3D Printed/Additively Manufactured Titanium Alloy Fuel Tank: A Major Leap in the Space Industry
By Mufaddal Shakir
8/28/20252 min read
3D Printed/Additively Manufactured Titanium Alloy Fuel Tank: A Major Leap in the Space Industry
The Korea Institute of Industry Technology (KITECH) has achieved a significant breakthrough in the world of additive manufacturing by managing to 3D print a titanium alloy fuel tank for space travel application. This collaborative project was led by the Korea Aerospace Research Institute (KARI), KP Aviation Industries, Hanyang University, and AM Solutions.
A space rocket fuel tank is one of the most important components of a space vehicle. The majority of today's launch vehicles use liquid-fueled rockets. The fuel tank is designed to store this liquid fuel at extremely low temperatures (cryogenic conditions). The fuel tank must be lightweight and mechanically strong, capable of surviving extreme temperatures, pressures, chemical reactivity, and structural vibrations. The rocket fuel tanks are usually developed using the forging process, which is a time-consuming manufacturing technique. Thus, scientists have found a way to 3D print the fuel tank, which could save the manufacturing time.
3D printing of fuel tank
The fuel tank was 3D-printed using the Directed Energy Deposition (DED) technique, in which the fuel tank was created by melting and depositing Ti64 titanium alloy using a high energy source such as a laser. The fuel tank was printed in two halves and was then welded together. The diameter of the fuel tank was 640 mm. The 3D printing of the fuel tank was just completed in three days. The whole fabrication process was done in three weeks, which is faster in comparison to the traditional manufacturing.
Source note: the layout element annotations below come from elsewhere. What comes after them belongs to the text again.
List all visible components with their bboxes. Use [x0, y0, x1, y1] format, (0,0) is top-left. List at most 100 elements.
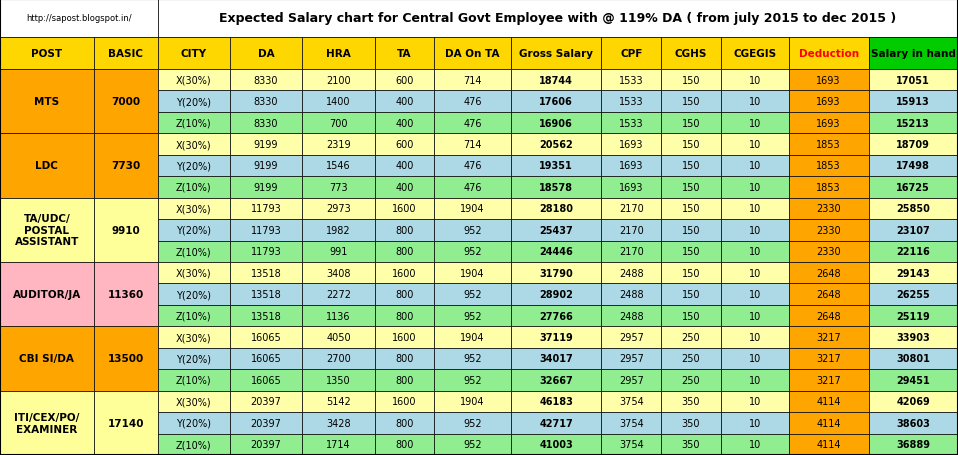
Bar	[869, 284, 958, 305]
Bar	[602, 305, 661, 327]
Text: 27766: 27766	[539, 311, 573, 321]
Bar	[375, 412, 434, 434]
Text: 2100: 2100	[326, 76, 351, 86]
Bar	[94, 198, 157, 263]
Bar	[720, 113, 788, 134]
Text: 800: 800	[396, 418, 414, 428]
Bar	[230, 241, 303, 263]
Text: 400: 400	[396, 182, 414, 192]
Text: Z(10%): Z(10%)	[176, 182, 212, 192]
Bar	[869, 91, 958, 113]
Text: 20562: 20562	[539, 140, 573, 150]
Bar	[375, 91, 434, 113]
Text: 9199: 9199	[254, 182, 279, 192]
Bar	[303, 38, 375, 70]
Text: 19351: 19351	[539, 161, 573, 171]
Bar	[788, 348, 869, 369]
Bar	[434, 113, 511, 134]
Text: 5142: 5142	[326, 396, 351, 406]
Bar	[157, 369, 230, 391]
Bar	[434, 412, 511, 434]
Bar	[788, 263, 869, 284]
Text: CGEGIS: CGEGIS	[733, 49, 776, 59]
Text: 10: 10	[748, 76, 761, 86]
Text: 34017: 34017	[539, 354, 573, 364]
Bar	[303, 198, 375, 220]
Bar	[303, 284, 375, 305]
Bar	[157, 156, 230, 177]
Text: 150: 150	[681, 118, 700, 128]
Text: 25437: 25437	[539, 225, 573, 235]
Text: 1350: 1350	[326, 375, 351, 385]
Bar	[230, 91, 303, 113]
Bar	[869, 327, 958, 348]
Bar	[720, 91, 788, 113]
Bar	[230, 177, 303, 198]
Bar	[602, 327, 661, 348]
Text: 17606: 17606	[539, 97, 573, 107]
Text: 10: 10	[748, 440, 761, 449]
Text: 150: 150	[681, 268, 700, 278]
Text: 42717: 42717	[539, 418, 573, 428]
Text: 10: 10	[748, 225, 761, 235]
Text: 15213: 15213	[897, 118, 930, 128]
Text: 1982: 1982	[326, 225, 351, 235]
Bar	[788, 134, 869, 156]
Text: 3217: 3217	[816, 375, 841, 385]
Text: 10: 10	[748, 311, 761, 321]
Bar	[375, 70, 434, 91]
Bar	[303, 241, 375, 263]
Bar	[511, 38, 602, 70]
Text: X(30%): X(30%)	[176, 204, 212, 214]
Text: 2170: 2170	[619, 247, 644, 257]
Bar	[375, 434, 434, 455]
Text: ITI/CEX/PO/
EXAMINER: ITI/CEX/PO/ EXAMINER	[14, 412, 80, 434]
Bar	[869, 70, 958, 91]
Text: 20397: 20397	[251, 440, 282, 449]
Text: 952: 952	[464, 440, 482, 449]
Text: 1904: 1904	[461, 268, 485, 278]
Text: 3754: 3754	[619, 418, 644, 428]
Text: 13500: 13500	[107, 354, 144, 364]
Text: 4114: 4114	[816, 396, 841, 406]
Text: 2330: 2330	[816, 225, 841, 235]
Bar	[375, 305, 434, 327]
Bar	[602, 263, 661, 284]
Bar	[661, 305, 720, 327]
Bar	[661, 327, 720, 348]
Bar	[720, 348, 788, 369]
Bar	[602, 241, 661, 263]
Bar	[788, 220, 869, 241]
Bar	[720, 38, 788, 70]
Bar	[94, 38, 157, 70]
Text: Z(10%): Z(10%)	[176, 118, 212, 128]
Text: 20397: 20397	[251, 396, 282, 406]
Bar	[303, 412, 375, 434]
Bar	[869, 263, 958, 284]
Bar	[157, 0, 958, 38]
Bar	[434, 70, 511, 91]
Text: 9910: 9910	[111, 225, 140, 235]
Bar	[788, 391, 869, 412]
Text: 24446: 24446	[539, 247, 573, 257]
Bar	[303, 91, 375, 113]
Bar	[0, 70, 94, 134]
Text: 800: 800	[396, 311, 414, 321]
Text: 9199: 9199	[254, 161, 279, 171]
Text: 1693: 1693	[619, 140, 644, 150]
Text: 400: 400	[396, 161, 414, 171]
Text: Z(10%): Z(10%)	[176, 311, 212, 321]
Bar	[230, 113, 303, 134]
Text: 8330: 8330	[254, 76, 279, 86]
Text: http://sapost.blogspot.in/: http://sapost.blogspot.in/	[26, 15, 131, 24]
Bar	[720, 284, 788, 305]
Bar	[788, 327, 869, 348]
Bar	[0, 134, 94, 198]
Text: 2319: 2319	[326, 140, 351, 150]
Text: MTS: MTS	[34, 97, 59, 107]
Text: 800: 800	[396, 375, 414, 385]
Text: 4114: 4114	[816, 418, 841, 428]
Text: 28902: 28902	[539, 289, 573, 299]
Text: 38603: 38603	[897, 418, 930, 428]
Bar	[869, 305, 958, 327]
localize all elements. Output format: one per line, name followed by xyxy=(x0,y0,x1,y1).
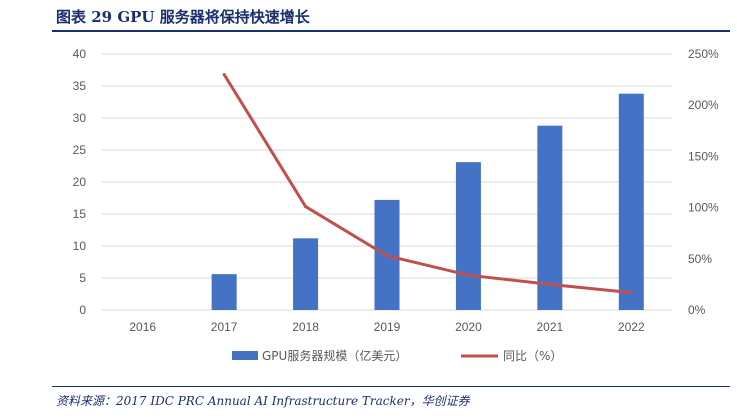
x-tick-label: 2022 xyxy=(618,320,645,334)
bar xyxy=(293,238,319,310)
yoy-point xyxy=(548,282,552,286)
y-right-tick-label: 250% xyxy=(688,47,719,61)
legend-label-line: 同比（%） xyxy=(503,349,562,363)
title-rule xyxy=(52,30,730,32)
x-tick-label: 2019 xyxy=(374,320,401,334)
x-tick-label: 2021 xyxy=(537,320,564,334)
y-right-tick-label: 150% xyxy=(688,149,719,163)
source-rule xyxy=(52,386,730,387)
bar xyxy=(211,274,237,310)
bar xyxy=(455,162,481,310)
y-left-tick-label: 20 xyxy=(73,175,87,189)
x-tick-label: 2020 xyxy=(455,320,482,334)
y-left-tick-label: 5 xyxy=(79,271,86,285)
legend-label-bar: GPU服务器规模（亿美元） xyxy=(262,348,407,363)
yoy-point xyxy=(385,254,389,258)
bar xyxy=(537,125,563,311)
y-left-tick-label: 30 xyxy=(73,111,87,125)
figure-title: 图表 29 GPU 服务器将保持快速增长 xyxy=(56,8,310,26)
yoy-line xyxy=(222,73,632,295)
y-right-tick-label: 100% xyxy=(688,201,719,215)
y-left-tick-label: 40 xyxy=(73,47,87,61)
legend-swatch-bar xyxy=(232,351,258,360)
y-left-tick-label: 35 xyxy=(73,79,87,93)
y-left-tick-label: 0 xyxy=(79,303,86,317)
y-right-tick-label: 50% xyxy=(688,252,712,266)
y-right-tick-label: 200% xyxy=(688,98,719,112)
yoy-point xyxy=(222,72,226,76)
y-right-tick-label: 0% xyxy=(688,303,706,317)
source-note: 资料来源：2017 IDC PRC Annual AI Infrastructu… xyxy=(56,394,470,408)
x-tick-label: 2018 xyxy=(292,320,319,334)
yoy-point xyxy=(629,291,633,295)
y-left-tick-label: 15 xyxy=(73,207,87,221)
yoy-point xyxy=(466,273,470,277)
x-tick-label: 2016 xyxy=(129,320,156,334)
x-tick-label: 2017 xyxy=(211,320,238,334)
y-left-tick-label: 25 xyxy=(73,143,87,157)
yoy-point xyxy=(304,205,308,209)
bar xyxy=(618,93,644,311)
y-left-tick-label: 10 xyxy=(73,239,87,253)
3D printed fuel tank (Source: KAMIC)
Success in the durability test
The fuel tank was subjected to a critical durability test to see if it could survive the extreme pressure and lower temperatures in the space. The test involved placing the fuel tank in a closed chamber with liquid nitrogen at -196 ℃, and the pressure as high as 330 bar was applied. Result? The fuel tank remained intact and didn't even crack. The principal researcher, Dr. Lee Hyub, said that this test showed that large-scale 3D-printed structures can reliably withstand cryogenic and high-pressure conditions that simulate actual operating environments.
DED 3d printing of fuel tank (Source: KAMIC)
How will 3D printing change the space industry?
The team thinks they have paved the way for quicker, more individualized, and less expensive manufacture by demonstrating that a 3D-printed titanium tank can satisfy rigorous spaceflight requirements. Space industries may eventually be able to print parts to order and launch them much sooner than previously if those upcoming tests are successful.